PDA patterns correlate strongly with stellar metallicity.

Substructure in abundance differences resembles solar twins.

PDA structures are age-dependent.

Abstract

The precision differential abundance (PDA) technique is applied to the mid-F stars Procyon and $\theta$ Scl using spectra from the ESO UVESPOP library. We relate PDA patterns to endogenous processes related to condensation or to exogenous processes connected to Galactic chemical evolution (GCE). We employ one-dimensional LTE models, but emphasize the use of weaker lines ($\leq$ 20 m\AA) than are typically used in such studies. We compare our results with PDAs of solar-type stars. Abundances and PDAs are determined for 28 elements: C, N, O, Na, Mg, Al, Si, S, Ca, Sc, Ti, V, Cr, Mn, Fe, Co, Ni, Cu, Zn, Y, Zr, Ba, La, Ce, Nd, Sm, Eu, and Gd.
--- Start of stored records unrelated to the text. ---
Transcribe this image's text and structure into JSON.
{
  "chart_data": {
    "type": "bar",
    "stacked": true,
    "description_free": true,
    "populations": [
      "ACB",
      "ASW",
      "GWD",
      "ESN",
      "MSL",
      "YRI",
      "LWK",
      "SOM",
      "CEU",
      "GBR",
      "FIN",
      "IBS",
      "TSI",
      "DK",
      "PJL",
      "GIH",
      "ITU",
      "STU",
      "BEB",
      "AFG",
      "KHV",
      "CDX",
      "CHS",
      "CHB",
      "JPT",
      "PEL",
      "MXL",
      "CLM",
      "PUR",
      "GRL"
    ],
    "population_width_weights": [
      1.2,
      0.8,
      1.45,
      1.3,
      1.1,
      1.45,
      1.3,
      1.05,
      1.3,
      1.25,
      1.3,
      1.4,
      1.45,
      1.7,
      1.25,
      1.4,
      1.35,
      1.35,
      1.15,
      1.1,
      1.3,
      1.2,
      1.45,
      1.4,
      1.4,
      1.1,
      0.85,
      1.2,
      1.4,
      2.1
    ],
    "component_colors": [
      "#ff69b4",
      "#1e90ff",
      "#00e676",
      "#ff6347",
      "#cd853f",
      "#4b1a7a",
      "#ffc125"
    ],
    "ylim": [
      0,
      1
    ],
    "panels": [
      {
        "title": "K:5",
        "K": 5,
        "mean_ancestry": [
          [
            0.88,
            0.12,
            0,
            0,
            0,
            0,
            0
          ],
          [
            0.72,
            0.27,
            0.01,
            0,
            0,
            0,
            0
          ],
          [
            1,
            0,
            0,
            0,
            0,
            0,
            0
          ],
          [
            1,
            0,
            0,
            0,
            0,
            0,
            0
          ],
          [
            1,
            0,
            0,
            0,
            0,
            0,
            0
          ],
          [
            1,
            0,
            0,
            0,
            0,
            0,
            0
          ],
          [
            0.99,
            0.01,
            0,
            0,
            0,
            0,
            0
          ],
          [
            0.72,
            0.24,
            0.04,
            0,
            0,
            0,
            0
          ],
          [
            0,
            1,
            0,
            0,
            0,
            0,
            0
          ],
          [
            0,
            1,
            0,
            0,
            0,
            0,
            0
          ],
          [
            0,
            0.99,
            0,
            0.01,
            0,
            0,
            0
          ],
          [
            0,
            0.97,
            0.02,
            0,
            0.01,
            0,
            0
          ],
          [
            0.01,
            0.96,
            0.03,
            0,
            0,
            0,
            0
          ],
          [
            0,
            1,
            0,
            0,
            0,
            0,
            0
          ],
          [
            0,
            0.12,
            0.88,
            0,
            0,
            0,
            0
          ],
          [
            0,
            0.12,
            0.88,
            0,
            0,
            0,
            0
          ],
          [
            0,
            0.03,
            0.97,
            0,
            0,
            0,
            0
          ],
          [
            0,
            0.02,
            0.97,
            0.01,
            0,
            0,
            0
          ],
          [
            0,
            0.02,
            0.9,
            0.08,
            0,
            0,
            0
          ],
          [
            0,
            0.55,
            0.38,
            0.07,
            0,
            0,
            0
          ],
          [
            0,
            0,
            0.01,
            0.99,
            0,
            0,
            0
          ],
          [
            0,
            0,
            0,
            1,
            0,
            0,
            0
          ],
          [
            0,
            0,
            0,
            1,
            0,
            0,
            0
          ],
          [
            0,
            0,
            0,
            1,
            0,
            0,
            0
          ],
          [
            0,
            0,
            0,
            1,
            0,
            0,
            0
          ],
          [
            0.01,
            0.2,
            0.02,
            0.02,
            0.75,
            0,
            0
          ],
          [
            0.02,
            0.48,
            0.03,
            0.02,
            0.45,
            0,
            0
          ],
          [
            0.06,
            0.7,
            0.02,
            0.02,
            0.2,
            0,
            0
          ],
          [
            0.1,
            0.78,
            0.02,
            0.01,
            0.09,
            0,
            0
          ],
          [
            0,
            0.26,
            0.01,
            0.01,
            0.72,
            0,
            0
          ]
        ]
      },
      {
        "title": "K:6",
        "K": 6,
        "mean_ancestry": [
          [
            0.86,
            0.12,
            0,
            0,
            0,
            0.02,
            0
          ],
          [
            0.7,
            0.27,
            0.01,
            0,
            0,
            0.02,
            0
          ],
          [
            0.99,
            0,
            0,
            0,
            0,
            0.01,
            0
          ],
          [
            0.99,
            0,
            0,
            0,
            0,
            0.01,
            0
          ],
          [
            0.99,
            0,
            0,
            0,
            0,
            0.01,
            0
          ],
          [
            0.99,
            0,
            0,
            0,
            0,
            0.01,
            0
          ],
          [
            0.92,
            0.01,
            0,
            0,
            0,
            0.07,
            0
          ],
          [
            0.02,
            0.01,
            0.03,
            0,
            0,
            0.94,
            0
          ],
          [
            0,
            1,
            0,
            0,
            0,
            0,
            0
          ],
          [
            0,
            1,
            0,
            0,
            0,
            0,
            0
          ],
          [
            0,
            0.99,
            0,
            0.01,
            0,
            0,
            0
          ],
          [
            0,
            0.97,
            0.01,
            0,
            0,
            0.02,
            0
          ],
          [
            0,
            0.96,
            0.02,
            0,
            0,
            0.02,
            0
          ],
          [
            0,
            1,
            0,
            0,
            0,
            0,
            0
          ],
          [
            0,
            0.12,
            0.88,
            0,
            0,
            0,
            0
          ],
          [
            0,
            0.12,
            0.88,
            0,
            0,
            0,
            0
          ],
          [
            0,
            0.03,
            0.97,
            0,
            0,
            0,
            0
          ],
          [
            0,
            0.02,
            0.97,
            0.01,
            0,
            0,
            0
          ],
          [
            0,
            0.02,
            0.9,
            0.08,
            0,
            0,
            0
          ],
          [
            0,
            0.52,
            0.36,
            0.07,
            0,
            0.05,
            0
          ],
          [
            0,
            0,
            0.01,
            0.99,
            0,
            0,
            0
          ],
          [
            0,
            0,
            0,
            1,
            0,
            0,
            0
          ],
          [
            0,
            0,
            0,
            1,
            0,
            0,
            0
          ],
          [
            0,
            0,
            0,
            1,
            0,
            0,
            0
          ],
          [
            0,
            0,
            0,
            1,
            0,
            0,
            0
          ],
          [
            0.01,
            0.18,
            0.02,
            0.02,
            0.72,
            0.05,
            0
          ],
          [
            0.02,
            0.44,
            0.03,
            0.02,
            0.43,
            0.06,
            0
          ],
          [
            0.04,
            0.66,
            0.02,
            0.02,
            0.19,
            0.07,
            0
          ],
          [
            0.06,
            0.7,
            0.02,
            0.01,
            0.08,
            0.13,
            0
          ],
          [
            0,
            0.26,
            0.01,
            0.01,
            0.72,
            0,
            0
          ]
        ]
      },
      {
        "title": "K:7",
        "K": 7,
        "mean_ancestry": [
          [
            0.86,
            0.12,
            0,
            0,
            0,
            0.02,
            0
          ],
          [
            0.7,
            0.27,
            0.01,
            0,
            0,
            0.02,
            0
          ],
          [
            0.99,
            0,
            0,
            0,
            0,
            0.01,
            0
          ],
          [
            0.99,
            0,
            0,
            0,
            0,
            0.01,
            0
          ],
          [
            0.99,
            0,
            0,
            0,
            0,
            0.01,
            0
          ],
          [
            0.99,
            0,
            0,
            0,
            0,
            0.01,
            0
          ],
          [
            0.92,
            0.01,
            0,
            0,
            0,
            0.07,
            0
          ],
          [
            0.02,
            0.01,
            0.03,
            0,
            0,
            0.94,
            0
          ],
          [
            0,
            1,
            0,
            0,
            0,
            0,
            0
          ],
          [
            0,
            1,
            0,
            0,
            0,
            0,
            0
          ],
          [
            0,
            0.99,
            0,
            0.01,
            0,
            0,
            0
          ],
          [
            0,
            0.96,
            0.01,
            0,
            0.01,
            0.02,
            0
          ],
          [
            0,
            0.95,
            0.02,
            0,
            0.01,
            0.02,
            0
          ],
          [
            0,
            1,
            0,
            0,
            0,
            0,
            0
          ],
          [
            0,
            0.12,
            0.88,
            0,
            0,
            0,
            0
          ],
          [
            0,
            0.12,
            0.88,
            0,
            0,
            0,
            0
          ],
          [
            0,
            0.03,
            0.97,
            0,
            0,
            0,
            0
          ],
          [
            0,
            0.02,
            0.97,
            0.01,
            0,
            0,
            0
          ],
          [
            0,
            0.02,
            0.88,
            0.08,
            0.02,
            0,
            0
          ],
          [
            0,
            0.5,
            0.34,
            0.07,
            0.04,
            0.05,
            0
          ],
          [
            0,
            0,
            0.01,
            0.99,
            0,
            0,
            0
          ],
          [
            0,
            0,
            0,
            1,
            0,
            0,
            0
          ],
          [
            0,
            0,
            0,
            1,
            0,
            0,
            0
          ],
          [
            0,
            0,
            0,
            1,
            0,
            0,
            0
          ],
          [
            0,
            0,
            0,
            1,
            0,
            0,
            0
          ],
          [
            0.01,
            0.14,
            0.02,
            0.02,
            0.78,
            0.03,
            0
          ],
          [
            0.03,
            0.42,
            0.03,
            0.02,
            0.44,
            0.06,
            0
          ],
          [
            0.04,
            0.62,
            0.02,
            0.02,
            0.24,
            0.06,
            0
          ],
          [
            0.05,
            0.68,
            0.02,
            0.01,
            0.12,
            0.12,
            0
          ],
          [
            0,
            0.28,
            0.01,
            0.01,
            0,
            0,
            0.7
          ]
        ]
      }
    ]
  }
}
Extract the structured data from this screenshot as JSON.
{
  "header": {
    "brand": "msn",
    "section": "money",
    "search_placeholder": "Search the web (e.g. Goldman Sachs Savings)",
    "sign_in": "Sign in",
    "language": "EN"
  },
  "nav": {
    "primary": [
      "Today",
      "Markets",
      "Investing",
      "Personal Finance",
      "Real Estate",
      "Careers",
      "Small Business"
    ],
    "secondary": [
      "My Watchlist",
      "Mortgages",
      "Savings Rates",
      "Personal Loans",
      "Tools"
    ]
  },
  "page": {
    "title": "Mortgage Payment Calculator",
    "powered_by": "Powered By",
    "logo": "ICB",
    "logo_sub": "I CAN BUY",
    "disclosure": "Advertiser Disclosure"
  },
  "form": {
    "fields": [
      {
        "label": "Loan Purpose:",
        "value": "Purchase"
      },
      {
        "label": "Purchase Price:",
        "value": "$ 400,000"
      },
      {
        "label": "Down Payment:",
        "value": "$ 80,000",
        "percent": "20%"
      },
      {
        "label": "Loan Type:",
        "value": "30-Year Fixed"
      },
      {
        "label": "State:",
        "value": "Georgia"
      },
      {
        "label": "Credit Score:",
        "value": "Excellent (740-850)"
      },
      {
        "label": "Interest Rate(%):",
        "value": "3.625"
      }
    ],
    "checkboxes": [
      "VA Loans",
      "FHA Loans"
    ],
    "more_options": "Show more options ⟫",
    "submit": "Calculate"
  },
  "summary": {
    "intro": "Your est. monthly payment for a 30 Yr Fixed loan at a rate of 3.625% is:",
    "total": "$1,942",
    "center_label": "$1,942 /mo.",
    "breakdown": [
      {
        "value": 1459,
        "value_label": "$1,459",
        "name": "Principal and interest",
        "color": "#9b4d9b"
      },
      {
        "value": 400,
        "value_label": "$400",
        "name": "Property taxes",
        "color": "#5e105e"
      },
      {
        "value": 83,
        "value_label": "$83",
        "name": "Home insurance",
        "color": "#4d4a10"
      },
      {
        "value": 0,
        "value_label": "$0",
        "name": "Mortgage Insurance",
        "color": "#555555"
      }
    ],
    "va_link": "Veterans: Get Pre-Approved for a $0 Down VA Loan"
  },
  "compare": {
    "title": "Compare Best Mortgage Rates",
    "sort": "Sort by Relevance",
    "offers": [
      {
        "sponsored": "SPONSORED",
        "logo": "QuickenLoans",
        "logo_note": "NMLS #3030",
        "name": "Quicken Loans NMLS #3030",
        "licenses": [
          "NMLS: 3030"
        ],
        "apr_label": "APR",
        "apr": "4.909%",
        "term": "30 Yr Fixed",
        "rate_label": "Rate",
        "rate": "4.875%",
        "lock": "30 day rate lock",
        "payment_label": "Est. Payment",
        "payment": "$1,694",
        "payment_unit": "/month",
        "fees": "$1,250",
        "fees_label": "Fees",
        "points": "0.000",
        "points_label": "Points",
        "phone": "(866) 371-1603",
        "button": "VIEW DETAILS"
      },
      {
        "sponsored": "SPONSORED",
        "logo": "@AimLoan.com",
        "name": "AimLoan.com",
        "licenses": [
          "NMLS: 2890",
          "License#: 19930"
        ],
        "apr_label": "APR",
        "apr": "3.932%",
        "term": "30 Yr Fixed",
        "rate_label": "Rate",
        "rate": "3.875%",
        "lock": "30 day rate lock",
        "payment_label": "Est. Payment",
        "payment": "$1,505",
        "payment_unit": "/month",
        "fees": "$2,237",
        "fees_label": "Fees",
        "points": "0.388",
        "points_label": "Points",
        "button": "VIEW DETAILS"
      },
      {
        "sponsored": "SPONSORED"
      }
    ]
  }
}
A plot of PDAs ($\theta$ Scl minus Procyon) vs. $Z$ shows a highly significant correlation. Moreover, local substructure of the plot for the elements Ca-Zn and neutron-addition elements is similar to that which can be found for solar twins. Our PDA vs. $Z$ plot structural similarity to plots that can be made from the extensive work of Bedell et al. (2018). That PDA structure and substructure is clearly a function of age.